Many Nigerians will find Buhari’s argument uncomfortable precisely because it confronts a reality they have normalized. Prominent social commentator, Muhammad Bello Buhari, has criticized Nigeria’s patronage-driven employment culture, saying elected officials, particularly legislators, should not be seen as distributors of jobs.
In a country where unemployment is high and recruitment processes are often opaque, citizens have come to see political connections as survival tools rather than moral compromises. For young people shut out of transparent opportunities, asking a lawmaker for a job feels less like entitlement and more like a rational response to a broken system.

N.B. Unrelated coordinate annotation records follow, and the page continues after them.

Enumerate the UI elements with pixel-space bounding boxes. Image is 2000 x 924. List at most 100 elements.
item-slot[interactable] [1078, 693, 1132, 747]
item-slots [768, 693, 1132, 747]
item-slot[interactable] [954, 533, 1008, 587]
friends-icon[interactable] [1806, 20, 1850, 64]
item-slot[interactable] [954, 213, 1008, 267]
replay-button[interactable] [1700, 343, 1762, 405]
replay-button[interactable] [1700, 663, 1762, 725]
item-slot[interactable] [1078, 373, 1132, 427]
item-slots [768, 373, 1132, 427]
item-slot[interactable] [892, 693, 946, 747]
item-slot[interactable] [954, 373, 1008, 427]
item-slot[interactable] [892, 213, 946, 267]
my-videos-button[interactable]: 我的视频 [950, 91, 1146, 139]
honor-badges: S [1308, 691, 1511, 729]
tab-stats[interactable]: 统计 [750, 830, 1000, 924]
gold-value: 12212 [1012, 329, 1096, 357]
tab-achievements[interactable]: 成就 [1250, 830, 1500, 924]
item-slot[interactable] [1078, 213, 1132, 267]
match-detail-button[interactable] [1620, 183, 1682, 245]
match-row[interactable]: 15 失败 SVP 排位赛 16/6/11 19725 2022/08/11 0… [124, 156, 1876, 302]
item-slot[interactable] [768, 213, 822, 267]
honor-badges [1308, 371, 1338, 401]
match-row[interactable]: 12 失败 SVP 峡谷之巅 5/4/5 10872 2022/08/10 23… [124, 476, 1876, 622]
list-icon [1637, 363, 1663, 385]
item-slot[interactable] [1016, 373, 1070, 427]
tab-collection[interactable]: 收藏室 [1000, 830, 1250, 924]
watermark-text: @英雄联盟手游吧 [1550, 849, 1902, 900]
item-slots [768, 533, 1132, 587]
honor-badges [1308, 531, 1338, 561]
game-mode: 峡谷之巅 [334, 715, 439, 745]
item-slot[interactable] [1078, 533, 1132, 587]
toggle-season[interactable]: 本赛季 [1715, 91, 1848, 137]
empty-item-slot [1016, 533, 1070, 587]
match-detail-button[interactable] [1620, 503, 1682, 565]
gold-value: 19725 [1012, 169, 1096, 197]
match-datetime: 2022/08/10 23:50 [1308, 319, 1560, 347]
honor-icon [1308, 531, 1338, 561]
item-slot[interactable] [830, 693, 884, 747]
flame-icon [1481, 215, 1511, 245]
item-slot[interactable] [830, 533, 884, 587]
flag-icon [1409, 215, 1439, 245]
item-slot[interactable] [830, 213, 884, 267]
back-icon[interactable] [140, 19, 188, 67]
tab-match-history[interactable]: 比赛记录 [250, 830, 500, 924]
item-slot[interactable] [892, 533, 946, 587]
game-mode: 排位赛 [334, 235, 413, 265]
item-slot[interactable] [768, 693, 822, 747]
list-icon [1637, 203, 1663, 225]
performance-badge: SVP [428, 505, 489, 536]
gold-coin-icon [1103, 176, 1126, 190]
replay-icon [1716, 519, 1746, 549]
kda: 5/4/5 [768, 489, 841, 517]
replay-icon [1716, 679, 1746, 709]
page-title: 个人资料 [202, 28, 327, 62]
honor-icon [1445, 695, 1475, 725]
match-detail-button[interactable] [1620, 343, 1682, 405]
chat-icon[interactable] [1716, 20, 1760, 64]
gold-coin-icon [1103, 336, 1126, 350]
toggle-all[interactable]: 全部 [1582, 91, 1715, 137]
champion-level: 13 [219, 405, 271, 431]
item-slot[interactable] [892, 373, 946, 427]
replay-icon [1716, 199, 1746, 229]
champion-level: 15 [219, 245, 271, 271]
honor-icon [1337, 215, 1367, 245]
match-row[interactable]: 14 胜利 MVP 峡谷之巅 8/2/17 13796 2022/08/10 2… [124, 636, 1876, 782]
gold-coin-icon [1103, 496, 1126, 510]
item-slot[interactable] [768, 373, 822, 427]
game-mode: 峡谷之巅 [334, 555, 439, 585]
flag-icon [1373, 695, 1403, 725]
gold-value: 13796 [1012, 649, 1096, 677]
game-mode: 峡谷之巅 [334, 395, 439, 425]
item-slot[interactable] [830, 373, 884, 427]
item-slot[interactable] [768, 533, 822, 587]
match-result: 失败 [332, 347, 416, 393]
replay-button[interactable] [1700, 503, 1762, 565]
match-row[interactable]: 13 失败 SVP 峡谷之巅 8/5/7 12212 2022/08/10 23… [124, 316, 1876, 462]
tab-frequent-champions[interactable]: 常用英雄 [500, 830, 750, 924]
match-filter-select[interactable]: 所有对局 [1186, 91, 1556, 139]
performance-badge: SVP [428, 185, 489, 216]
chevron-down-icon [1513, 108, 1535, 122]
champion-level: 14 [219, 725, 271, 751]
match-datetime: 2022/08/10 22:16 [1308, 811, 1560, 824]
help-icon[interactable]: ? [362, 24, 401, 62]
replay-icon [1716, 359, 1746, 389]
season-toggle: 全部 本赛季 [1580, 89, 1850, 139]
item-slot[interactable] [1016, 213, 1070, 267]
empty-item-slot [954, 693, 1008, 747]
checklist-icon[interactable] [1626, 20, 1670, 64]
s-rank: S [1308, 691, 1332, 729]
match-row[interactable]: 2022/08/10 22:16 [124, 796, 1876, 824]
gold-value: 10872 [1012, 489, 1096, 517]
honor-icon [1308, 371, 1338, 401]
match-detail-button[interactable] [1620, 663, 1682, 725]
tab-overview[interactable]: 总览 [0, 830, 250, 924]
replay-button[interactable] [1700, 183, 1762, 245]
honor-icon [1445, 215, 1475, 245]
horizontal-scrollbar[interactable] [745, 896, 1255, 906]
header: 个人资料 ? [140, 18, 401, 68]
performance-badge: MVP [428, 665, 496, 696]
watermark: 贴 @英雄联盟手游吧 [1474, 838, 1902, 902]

This is why Buhari’s critique will resonate as both truthful and harsh: it exposes a culture born not only of personal failings but of institutional collapse.
Still, the broader takeaway is not a dismissal of citizens’ desperation but a call to reset expectations on both sides. Nigerians increasingly believe that real change will only come when public jobs are filled through open, competitive processes and politicians are judged by the quality of laws they make, not the number of favors they dispense.
Strengthening merit-based recruitment, enforcing transparency in public hiring, and expanding private-sector job creation are steps many would see as more sustainable solutions. Until the system rewards competence over connections, the cycle Buhari condemns is likely to persist no matter how loudly it is criticized.